El murmullo de la multitud se redobló. Caramon parpadeó atónito.

—¿Cómo? —jadeó—. ¿Ir al Bosque Oscuro? En nombre de Paladine, ¿a hacer qué?

—No tengo intención de irme de esta feria con las manos vacías —contestó Trephas—. Si os derroto, acarrearéis mis pertenencias hasta mi hogar.

—Acarrear… —tartamudeó Caramon, y luego sacudió la cabeza—. ¡Pero si sois un caballo! ¿No podéis buscaros un carro y tirar de él?

Un brillo altanero iluminó los ojos del centauro.

—Soy hijo de un jefe de tribu y no arrastro carros. Esas tareas —añadió con desdén— son más adecuadas para los bueyes. Y bien, ¿aceptáis la apuesta?

Caramon notó que se le encendía el rostro mientras combatía la sensación de desastre que le rondaba en el estómago. No quería hacer esa apuesta… pero, por otra parte, si la rechazaba…

—De ninguna manera —contestó Tika acudiendo en su ayuda. Apoyó las manos en las caderas y entre sus cejas se dibujó una línea oscura—. Mi marido fue lo bastante inteligente para no querer internarse en el Bosque Oscuro cuando era joven y la edad todavía no le ha formado tantas brumas en la mente como para cambiar de opinión. ¿No es así, Caramon?

—Eh, así es —contestó sumiso—, pero —añadió viendo que el centauro fruncía el ceño—, te ofrezco otra cosa. Acabo de destapar mi cerveza de primavera. Si pierdo, te daré dos barriles para que te los lleves en mi lugar.

Trephas consideró la oferta, todavía cabizbajo por el rechazo de Caramon. Al cabo de un momento, no obstante, asintió y apoyó el codo izquierdo en la mesa.

—Que así sea —dijo cogiendo la mano de Caramon—. ¡Y que gane el mejor, ya tenga dos o cuatro patas!

—¡Nuevo pulso, entonces! —gritó el árbitro—. Caramon Majere contra Trephas… eh…

—Hijo de Nemeredes el Viejo —dijo Trephas.

—Bien, como digas. Preparados… ¡ya!

La mano del centauro era fuerte como una barra de hierro. En efecto, era tan fuerte como su aspecto hacía temer. Desde el primer momento, Caramon se tensó, gimiendo y silbando entre dientes mientras se esforzaba por evitar que Trephas le tumbara el brazo. El público alborotaba a su alrededor mientras él luchaba contra el centauro.

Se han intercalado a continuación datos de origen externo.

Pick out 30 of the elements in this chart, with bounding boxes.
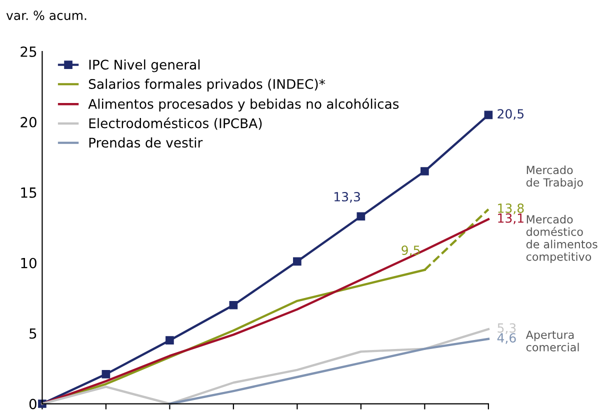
legend-label: Salarios formales privados (INDEC)* [88,78,326,92]
point [420,167,429,176]
y-tick-label: 5 [30,328,36,339]
point [484,110,493,120]
legend-label: Alimentos procesados y bebidas no alcohólicas [88,98,399,112]
data-label: 5,3 [498,323,516,334]
data-label: 4,6 [497,333,516,344]
text: Mercado de Trabajo [526,166,583,189]
point [166,336,174,345]
data-label: 13,1 [498,213,524,224]
y-tick-label: 10 [21,258,36,268]
point [356,212,366,221]
data-label: 13,8 [498,203,524,214]
data-label: 20,5 [498,109,524,120]
point [229,300,238,310]
data-label: 13,3 [334,192,360,203]
point [102,370,110,378]
y-tick-label: 15 [21,188,36,198]
point [293,257,302,266]
text: Apertura comercial [526,330,579,352]
y-axis-title: var. % acum. [6,10,86,20]
y-tick-label: 0 [29,398,36,410]
legend-label: IPC Nivel general [89,59,200,72]
y-tick-label: 20 [20,116,36,128]
y-tick-label: 25 [20,46,36,57]
legend-label: Prendas de vestir [89,137,203,148]
data-label: 9,5 [402,246,420,256]
line-series [168,338,490,405]
legend-label: Electrodomésticos (IPCBA) [89,118,262,130]
text: Mercado doméstico de alimentos competitivo [526,214,598,263]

Así que entre el ruido y el palpitar de la sangre en las sienes era comprensible que al principio no oyera los gritos.

Empezaron al otro extremo del espacio dedicado a la feria, en la zona donde habían plantado las tiendas los mercaderes más adinerados, pero no tardaron en oírse más fuertes y cercanos. Las cabezas empezaron a volverse. Alguien, a quien las gentes enseguida reconocieron como Ganlamar, un rico tallador de gemas de Gateway, gritaba hasta casi desgañitarse.

—¡Detente! ¡Al ladrón!

Por todas partes, los kenders que habían acudido a la feria —por mucho que quisiera evitarse, siempre había kenders en la feria de Albor Primaveral— se sobresaltaron y miraron a su alrededor intentando averiguar a quién se refería el tallador de gemas. A algunos les impresionó tanto que sin darse cuenta dejaron caer en sus bolsillos los anillos y monederos que estaban mirando.

El ladrón y su perseguidor avanzaban hacia Caramon pero él seguía sin oírlos. Estaba concentrado en resistir los embates de Trephas. Notaba que los músculos le ardían y veía puntos negros danzando frente a sus ojos. Mientras, el centauro ni siquiera sudaba.

El ladrón pasó como una exhalación entre los espectadores de la contienda y Caramon sólo captó una figura joven y esbelta, vestida con una camisa verde brillante, pero Tika pudo verla perfectamente y boqueó horrorizada.

—¿Dezra? —gritó.

—¿Qué? —Caramon levantó la vista sorprendido.

La momentánea distracción fue todo lo que Trephas necesitaba. De un potente envite, tumbó el brazo de Caramon contra la mesa. Caramon gruñó sorprendido y levantándose de la silla, se volvió a mirar al ladrón. A unos cincuenta metros, una escalera de cuerda pendía de uno de los puentes colgantes que unían las ramas de los vallenwoods. La figura de verde dio un salto, se cogió al peldaño y empezó a subir sin dejar de reír.

—Dioses —gimió Caramon mirando incrédulo cómo escapaba su hija pequeña.